I assume she was born Matilda Swinton. Perhaps she wasn't and her parents were fully aware that not even they, flush with the powers of circumscription afforded any parent over their child, could straitjacket this fiery-headed woman into the type of, what may I call it- sweet simplicity that that name suggests. Even if they didn't know beforehand, they would have cottoned on when she burst out on Guy Fawkes Day no less. Bonfire Night. She is now noted for her iconic portrayal of the White Witch in the Chronicles of Narnia and her Oscar-winning turn in Michael Clayton- both mainstream characters- but it is her working partnership with the gay experimentalist director Derek Jarman and her willingness to play men (Mozart, Orlando) that provided her with her reputation as a left field performer willing to take on daring roles without ever compromising her true identity be it as a thesp or in her personal life.

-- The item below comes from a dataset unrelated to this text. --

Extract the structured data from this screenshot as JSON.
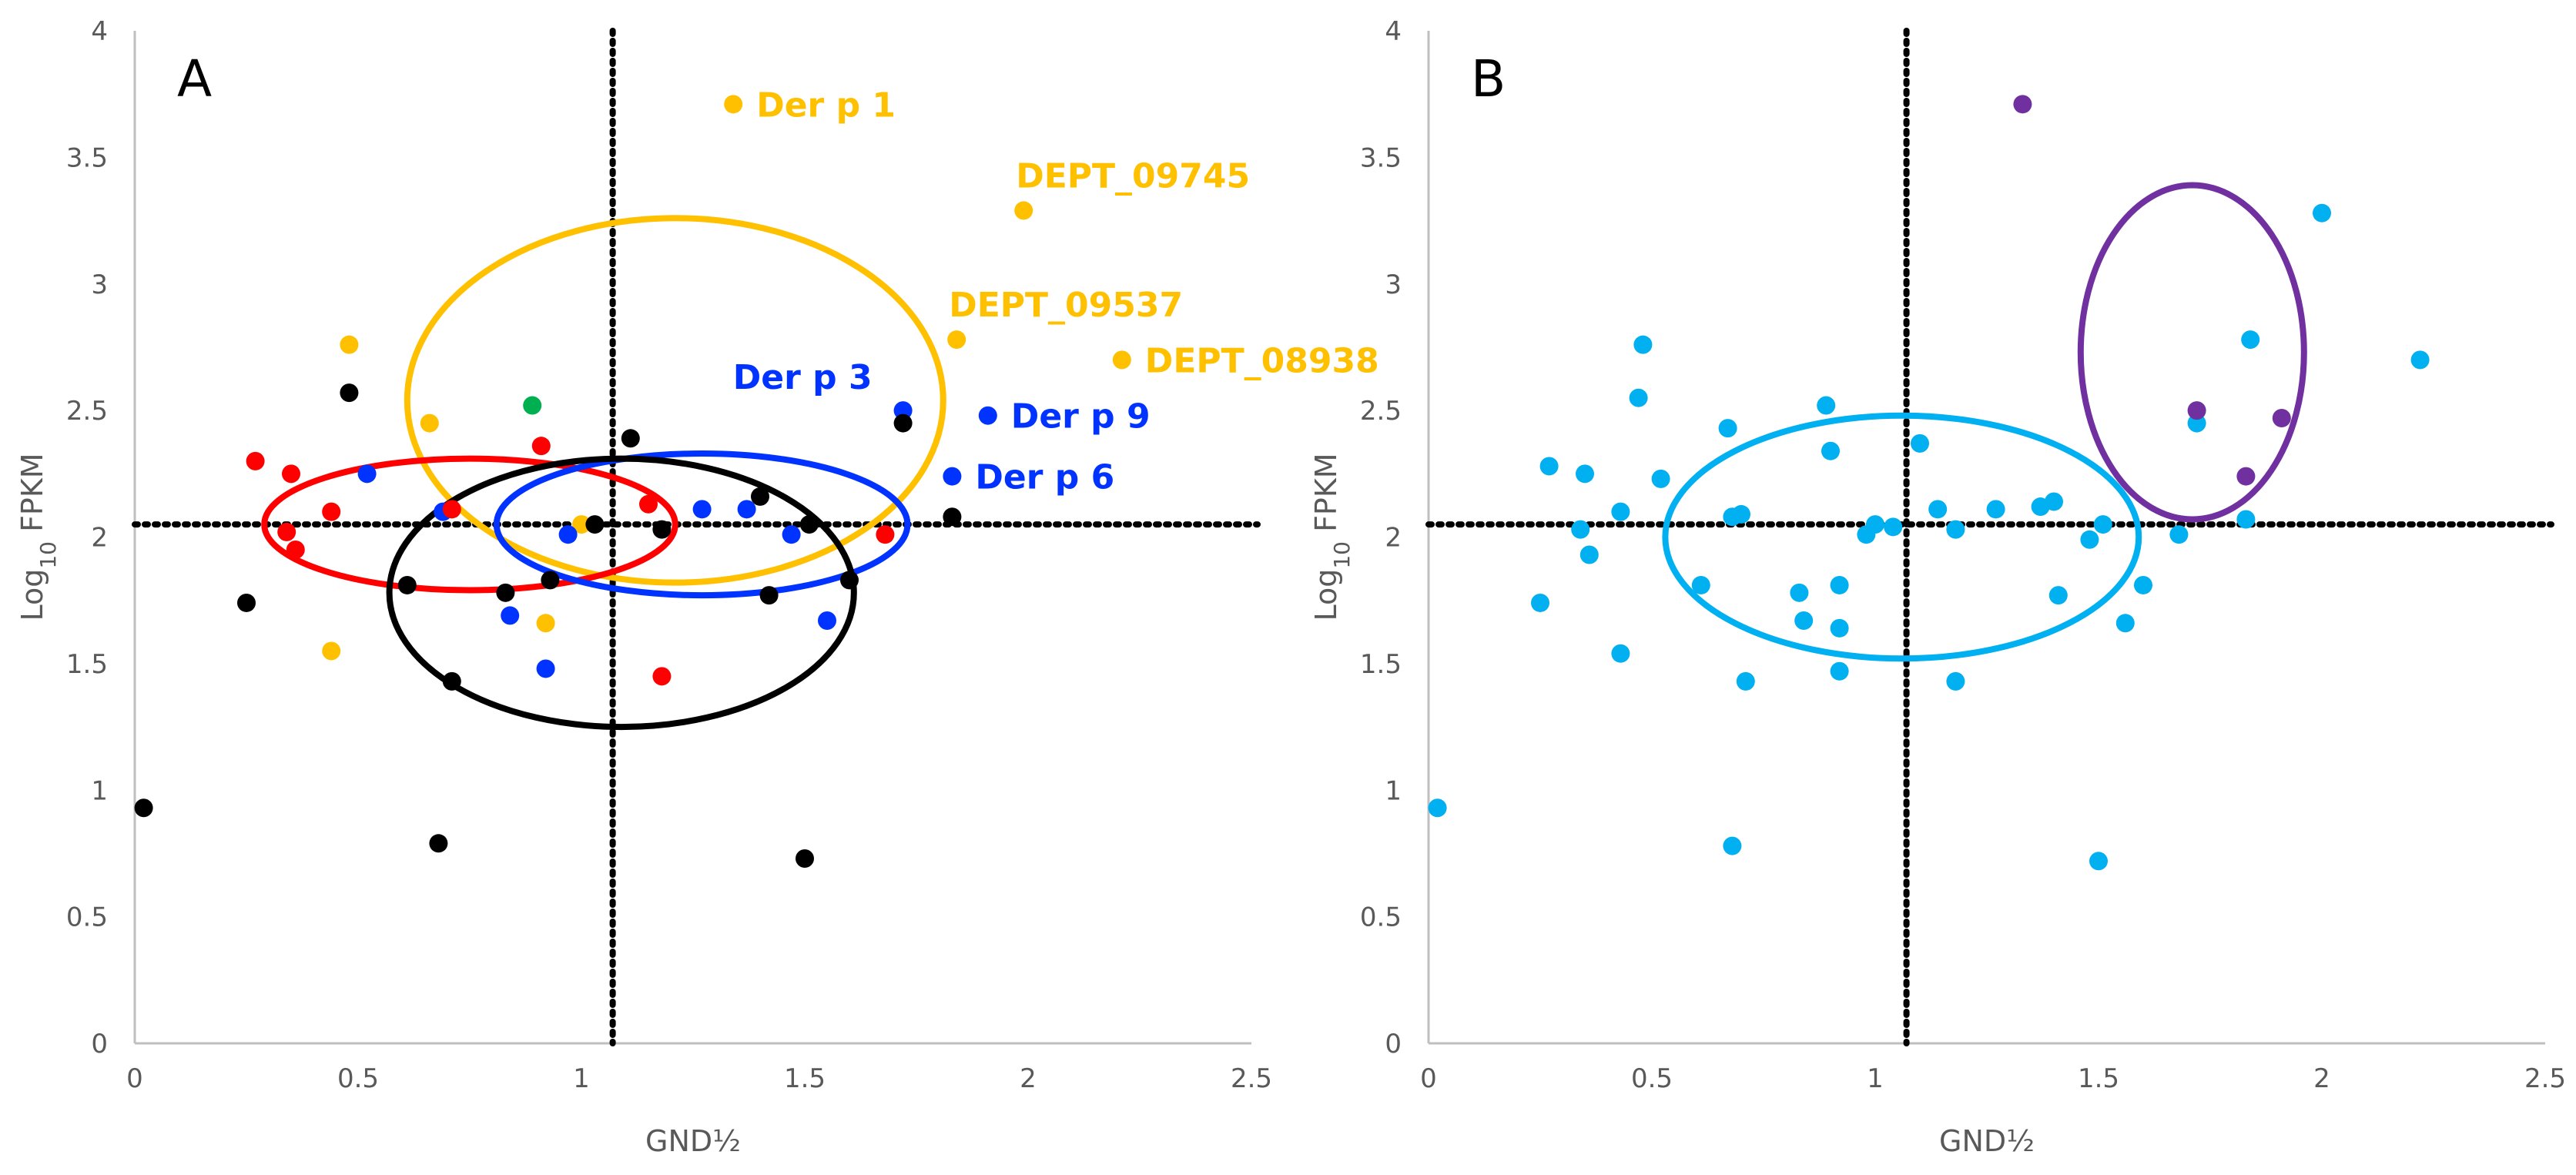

Maybe it was news that she keeps a lover at the same time as (and to the full knowledge of) the father of her twin children, a bit in the Michael Gambon mould, that pricked my antenna and tuned them fully into her mystery. Nontheless, I have admired her austerity and frozen wit since I saw her play a rogue angel Gabriel with stumps for wings in the playful blockbuster Constantine opposite another strange choice of favourite, Keanu Reeves. And snarling roles as entirely unseductive affairees in Burn After Reading and The Curious Case of Benjamin Button only served to enhance her appeal to me. I love a woman who exudes sexy without having to try. She has those suffer-no-fools eyes and that regal gait, that beanpole body and nuanced fashion sense (to be kind), and altogether that combination prods at my nerve-endings with frissons of excitement. Of the kind that delights in being far away from the bandwagon.

Tilda Swinton appears in an adaptation of the critically acclaimed novel We Need To Talk About Kevin  (in pre- production). Until then, catch her in The Limits Of Control by Jim Jarmusch alongside Bill Murray, John Hurt, Gael Garcia Bernal and the screen force that is Isaach De Bankole (see Casino Royale).

TRIVIA: Swinton garnered acclaim for her 1995 art installation 'The Maybe'. She has sat on the juries of both the Venice and Sundance Film Festivals.